In January, Hilltop will bring on a social worker through a grant from the city of Valparaiso to handle substance abuse and prevention, as well as suicide prevention. As an addition to the mission kitchen, Hilltop will add a hunger hub, offering ready-to-eat meals around the clock through a cooler on the porch of the mission kitchen. The infrastructure is already in place for that to happen.
“The challenge has just organically changed,” Wright said, adding that generational poverty and even the closing of Valparaiso University’s law school several years ago, which saw student apartments vacated and turned into low-income rentals, have an ongoing impact on the community Hilltop serves.

Hilltop House has seen a 25% increase in the demand for its services this year, Wright said. However, during the SNAP crisis, when the government shutdown brought the Supplemental Nutrition Assistance Program to a halt, the agency had about a 40% increase in new clients who had never come to the pantry before.
“The majority of our clients do not have cars and walk to the pantry or take the bus,” she said. “Right now, we’re feeding about 1,800 a month. The addition of the mission kitchen has definitely helped us bring more meals, hot meals to clients, and that’s about another 100 a week.”
Hilltop, Wright said, celebrated its 30th anniversary on Oct. 25. It started with childcare for low-income families and affordable healthcare in a clinic that evolved into HealthLinc. Wright became executive director at Hilltop in 2011, after two years as the director of the United Way’s Success by 6 program.
By the time Wright was at Hilltop, the nonprofit offered childcare and a small afterschool program, as well as a small food pantry in the building’s basement.

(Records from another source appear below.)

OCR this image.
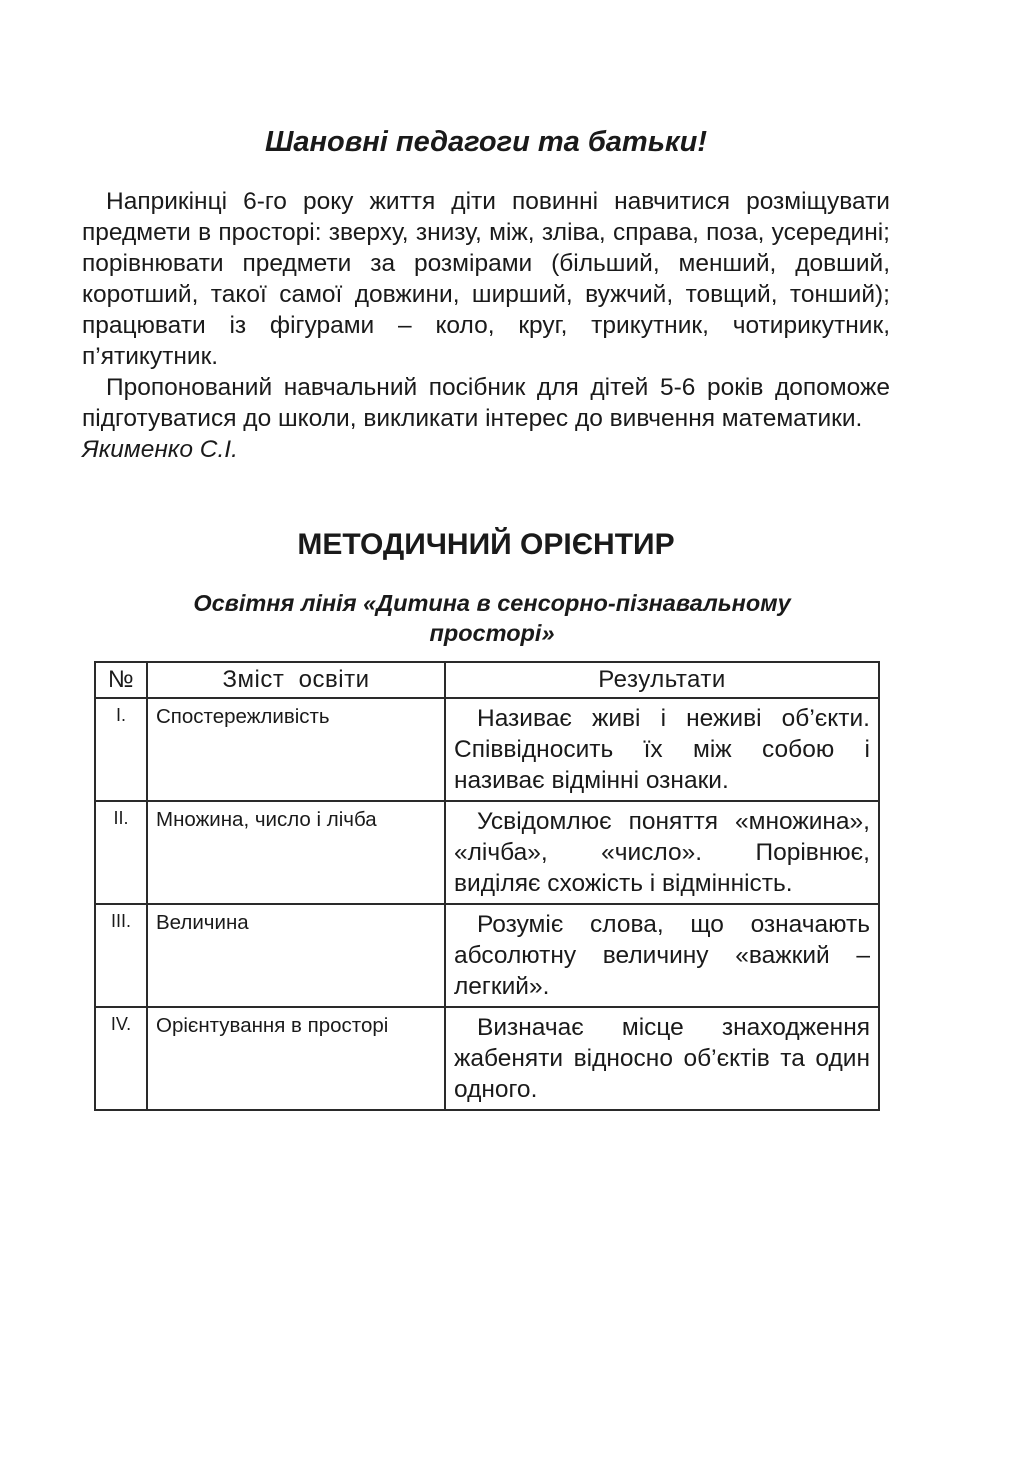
Шановні педагоги та батьки!

Наприкінці 6-го року життя діти повинні навчитися розміщувати предмети в просторі: зверху, знизу, між, зліва, справа, поза, усередині; порівнювати предмети за розмірами (більший, менший, довший, коротший, такої самої довжини, ширший, вужчий, товщий, тонший); працювати із фігурами – коло, круг, трикутник, чотирикутник, п’ятикутник.

Пропонований навчальний посібник для дітей 5-6 років допоможе підготуватися до школи, викликати інтерес до вивчення математики.

Якименко С.І.

МЕТОДИЧНИЙ ОРІЄНТИР
Освітня лінія «Дитина в сенсорно-пізнавальному просторі»
№	Зміст  освіти	Результати
І.	Спостережливість	Називає живі і неживі об’єкти. Співвідносить їх між собою і називає відмінні ознаки.
ІІ.	Множина, число і лічба	Усвідомлює поняття «множина», «лічба», «число». Порівнює, виділяє схожість і відмінність.
ІІІ.	Величина	Розуміє слова, що означають абсолютну величину «важкий – легкий».
IV.	Орієнтування в просторі	Визначає місце знаходження жабеняти відносно об’єктів та один одного.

Since then, its services have grown exponentially and also include a mobile food pantry and a bookmobile, in addition to the mission kitchen and food pantry.

“We have more clients than we’ve ever had,” said Osburn, who started at the agency the year before Wright did.
State funding cuts for childcare and the possibility that people receiving health insurance from the Affordable Care Act could lose their subsidies will only increase the need.
“It’s just a snowball effect,” Osburn said.
The cuts to childcare funding are of particular concern, Wright said, because childcare can sometimes cost more than rent.
“This is just the tip of the iceberg,” she said. “I don’t think it’s going to change until it affects the change makers.”
Regardless, with its growing services and a new property to expand them even more, Wright is confident Hilltop House can continue to meet the community’s needs.
“We’re ready when it happens,” she said.